Sandy Easdale, who owns the Greenock-based McGill’s Buses, spoke out in the wake of fresh revelations the Scottish Government paid consultant Tim Hair a total of £791,285 last year to run the stricken yard in Port Glasgow.
Mr Easdale, who along with his brother James, had expressed an interest in buying the shipyard when it went into administration in 2014, before it was sold to Jim McColl and subsequently won a £97 million contract for two new CalMac vessels.
The two ferries are still not complete and Mr Hair was brought in as “turn-around director” by shamed ex-finance secretary Derek Mackay two years ago, after the government nationalised the shipyard in the face of spiralling costs.
Mr Easdale said people were “sick of the national embarrassment” that had been “created by government around the once proud Ferguson Marine shipyard” with “tax contributions thrown around like confetti.”
He said: “The situation at Ferguson’s since the first administration has been nothing short of a national scandal. I know the skills and talent that were there when we looked at the business in 2014 – it needed leadership and investment to make it prosper.

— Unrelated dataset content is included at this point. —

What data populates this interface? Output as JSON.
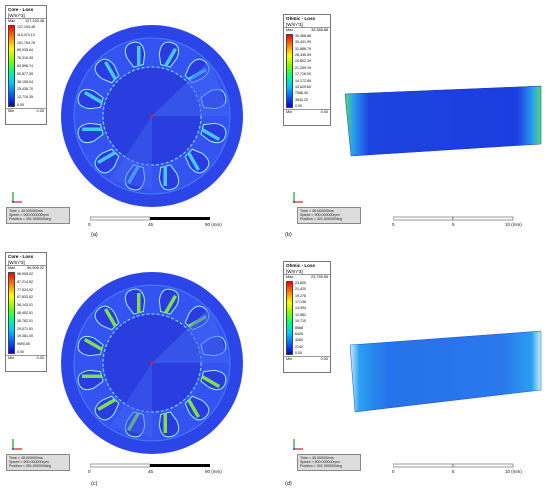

“Instead, time after time, the workers at Ferguson’s and the people of Inverclyde have been let down by mismanagement and a succession of individuals only interested in lining their own pockets at the taxpayers’ expense.
“When you think the situation can’t get much worse, then news breaks that £790,000 of public cash is being paid to a consultant to run the yard. This is while staff are leaving in their droves because they no longer want to be associated with the scandal that the SNP Government has created there.”
Inverclyde SNP MSP Stuart McMillan said: “The SNP Scottish Government deserves great credit for taking the yard into public ownership when other parties would have stood idly by and let the yard go under.
“This investment saved more than 300 jobs and more have been created since then. The focus is now on building a bright future for the yard that will provide well-paid and skilled jobs for generations to come.”